TGB Ulas Singkat Makna Syukur

Oleh: Febrian Putra

Makna syukur itu begitu luas. Tak sekadar hanya materi, kesehatan, teman yang banyak, ataupun kenikmatan lainnya.

Dalam obrolan santai dengan sahabat² RCTI maupun MNC, beragam pandangan disajikan oleh Syeikh TGB HM Zainul Majdi.

Diantara kesyukuran itu adalah menghargai setiap momen dimana kita berpijak.

“Boy, kita ini sering tubuh kita ada disini, tapi pikiran kita melayang kemana-mana,” kata Tuan Guru pada lelaki berambut panjang di depannya.

“Ya, kalau tubuh kita disini. Jadikan pikiran dan jiwa kita disini. Kita nikmati, ini bentuk kesyukuran kita,” sambungnya.

Dikatakan, dengan mencurahkan kesyukuran dengan “menghentikan” pikiran ini melayang kemana-mana agar diri ini dapat maksimal dalam segala hal.

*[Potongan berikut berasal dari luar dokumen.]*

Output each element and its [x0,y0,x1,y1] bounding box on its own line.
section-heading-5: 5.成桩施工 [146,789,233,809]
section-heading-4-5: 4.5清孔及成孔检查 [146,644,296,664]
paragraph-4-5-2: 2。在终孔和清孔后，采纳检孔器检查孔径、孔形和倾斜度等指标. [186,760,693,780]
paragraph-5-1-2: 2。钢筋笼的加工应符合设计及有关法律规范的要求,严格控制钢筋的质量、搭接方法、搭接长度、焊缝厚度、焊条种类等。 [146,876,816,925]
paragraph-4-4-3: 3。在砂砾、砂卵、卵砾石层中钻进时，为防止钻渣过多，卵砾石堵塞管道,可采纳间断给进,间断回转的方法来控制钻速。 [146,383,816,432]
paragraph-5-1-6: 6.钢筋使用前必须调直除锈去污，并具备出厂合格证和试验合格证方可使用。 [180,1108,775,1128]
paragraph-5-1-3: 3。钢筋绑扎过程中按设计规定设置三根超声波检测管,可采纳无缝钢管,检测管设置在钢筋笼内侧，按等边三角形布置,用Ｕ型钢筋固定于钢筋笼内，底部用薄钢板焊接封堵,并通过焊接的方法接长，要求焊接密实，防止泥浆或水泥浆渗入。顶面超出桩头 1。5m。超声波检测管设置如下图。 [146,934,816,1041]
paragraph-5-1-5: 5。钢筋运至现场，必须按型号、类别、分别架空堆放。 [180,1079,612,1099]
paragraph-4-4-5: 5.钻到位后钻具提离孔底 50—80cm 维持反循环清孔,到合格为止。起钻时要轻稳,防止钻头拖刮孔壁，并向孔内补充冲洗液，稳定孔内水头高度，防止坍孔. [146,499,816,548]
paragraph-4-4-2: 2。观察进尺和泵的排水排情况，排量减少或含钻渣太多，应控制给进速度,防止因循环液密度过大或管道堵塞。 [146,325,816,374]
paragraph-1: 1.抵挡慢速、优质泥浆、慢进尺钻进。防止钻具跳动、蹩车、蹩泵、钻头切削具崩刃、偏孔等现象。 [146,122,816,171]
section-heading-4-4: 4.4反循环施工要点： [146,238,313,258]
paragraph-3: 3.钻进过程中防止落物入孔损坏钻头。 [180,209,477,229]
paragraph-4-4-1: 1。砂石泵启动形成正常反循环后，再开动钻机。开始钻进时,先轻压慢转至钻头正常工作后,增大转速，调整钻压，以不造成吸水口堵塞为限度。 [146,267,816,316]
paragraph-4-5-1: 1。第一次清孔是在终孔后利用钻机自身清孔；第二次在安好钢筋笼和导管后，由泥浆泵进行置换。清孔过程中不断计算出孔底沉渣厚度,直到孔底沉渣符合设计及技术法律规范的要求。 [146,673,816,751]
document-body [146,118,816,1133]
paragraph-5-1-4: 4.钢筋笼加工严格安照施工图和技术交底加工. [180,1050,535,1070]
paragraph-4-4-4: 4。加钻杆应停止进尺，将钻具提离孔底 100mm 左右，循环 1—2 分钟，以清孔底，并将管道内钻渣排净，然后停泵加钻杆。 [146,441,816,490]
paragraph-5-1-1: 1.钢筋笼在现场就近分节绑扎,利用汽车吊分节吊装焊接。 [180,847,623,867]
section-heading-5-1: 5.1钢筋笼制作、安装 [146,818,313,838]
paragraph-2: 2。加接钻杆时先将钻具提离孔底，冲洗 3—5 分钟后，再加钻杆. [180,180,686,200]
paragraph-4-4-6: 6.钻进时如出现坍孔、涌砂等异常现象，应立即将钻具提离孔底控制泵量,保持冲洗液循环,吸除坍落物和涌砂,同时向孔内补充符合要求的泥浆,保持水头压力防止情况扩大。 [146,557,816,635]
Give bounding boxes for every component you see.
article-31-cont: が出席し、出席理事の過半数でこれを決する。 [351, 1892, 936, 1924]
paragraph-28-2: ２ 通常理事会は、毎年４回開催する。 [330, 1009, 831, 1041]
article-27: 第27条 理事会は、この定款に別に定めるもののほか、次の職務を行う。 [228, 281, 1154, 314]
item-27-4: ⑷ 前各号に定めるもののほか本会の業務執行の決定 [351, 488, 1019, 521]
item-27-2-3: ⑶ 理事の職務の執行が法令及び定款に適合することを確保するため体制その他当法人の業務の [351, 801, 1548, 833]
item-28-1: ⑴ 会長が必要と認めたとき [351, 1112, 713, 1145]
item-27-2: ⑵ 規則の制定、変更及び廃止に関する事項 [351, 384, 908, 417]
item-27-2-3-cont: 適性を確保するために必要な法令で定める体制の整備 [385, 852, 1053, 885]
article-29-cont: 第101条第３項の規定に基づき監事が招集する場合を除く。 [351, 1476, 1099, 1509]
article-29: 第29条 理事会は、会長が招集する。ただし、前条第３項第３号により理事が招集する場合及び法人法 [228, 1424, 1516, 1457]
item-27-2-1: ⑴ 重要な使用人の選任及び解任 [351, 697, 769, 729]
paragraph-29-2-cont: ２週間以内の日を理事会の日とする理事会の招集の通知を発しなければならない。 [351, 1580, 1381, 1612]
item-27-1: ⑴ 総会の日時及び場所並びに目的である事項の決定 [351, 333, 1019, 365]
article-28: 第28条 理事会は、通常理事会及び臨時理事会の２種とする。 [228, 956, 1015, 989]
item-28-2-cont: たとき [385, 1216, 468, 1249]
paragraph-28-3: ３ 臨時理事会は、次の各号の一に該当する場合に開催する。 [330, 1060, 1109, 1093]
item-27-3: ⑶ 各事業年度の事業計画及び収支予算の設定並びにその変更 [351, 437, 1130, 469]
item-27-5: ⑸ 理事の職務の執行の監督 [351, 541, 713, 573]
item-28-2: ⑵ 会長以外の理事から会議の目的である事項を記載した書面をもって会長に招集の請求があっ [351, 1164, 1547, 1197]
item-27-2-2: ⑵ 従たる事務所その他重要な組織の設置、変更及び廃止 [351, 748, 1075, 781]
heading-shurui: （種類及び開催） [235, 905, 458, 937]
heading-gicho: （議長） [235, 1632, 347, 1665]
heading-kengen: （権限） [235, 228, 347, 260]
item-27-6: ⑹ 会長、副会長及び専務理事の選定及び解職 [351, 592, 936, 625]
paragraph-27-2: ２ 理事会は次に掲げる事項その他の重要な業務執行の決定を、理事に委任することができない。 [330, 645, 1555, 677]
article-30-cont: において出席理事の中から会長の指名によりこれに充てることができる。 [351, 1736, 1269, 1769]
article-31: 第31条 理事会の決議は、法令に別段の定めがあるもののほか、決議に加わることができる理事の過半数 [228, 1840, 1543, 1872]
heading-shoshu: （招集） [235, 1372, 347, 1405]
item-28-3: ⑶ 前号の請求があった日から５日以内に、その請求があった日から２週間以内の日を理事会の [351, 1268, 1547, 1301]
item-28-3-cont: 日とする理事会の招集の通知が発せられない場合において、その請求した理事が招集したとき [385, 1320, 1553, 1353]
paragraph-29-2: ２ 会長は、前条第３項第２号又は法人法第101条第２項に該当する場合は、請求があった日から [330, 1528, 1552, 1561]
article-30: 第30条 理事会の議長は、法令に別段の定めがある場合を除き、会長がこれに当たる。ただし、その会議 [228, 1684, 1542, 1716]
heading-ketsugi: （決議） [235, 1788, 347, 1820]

Mendayagunakan sebaik mungkin.

Saya mencoba mencerna apa yang dimaksud Syeikh ini. Memang kita sering terbawa dalam kolase pikiran kita. Berpikir yang akan, bukan berpikir yang sedang. Ini yang membuat apa yang kita lakukan menjadi kurang optimal.

Bumbunya seringkali dengan ketakutan untuk sesuatu yang akan. Yang paling dekat, saya pikir soal minyak goreng. Karena takut akan tak punya minyak goreng, banyak yang memborong minyak.

Di rumahnya bukan lagi seliter atau dua liter, berliter-liter. Padahal, kalau dipikir-pikir udah kita timbun berliter-liter, nafas kita ternyata sampai nanti malam. Kan tidak mungkin minyak goreng kita bawa ke kuburan.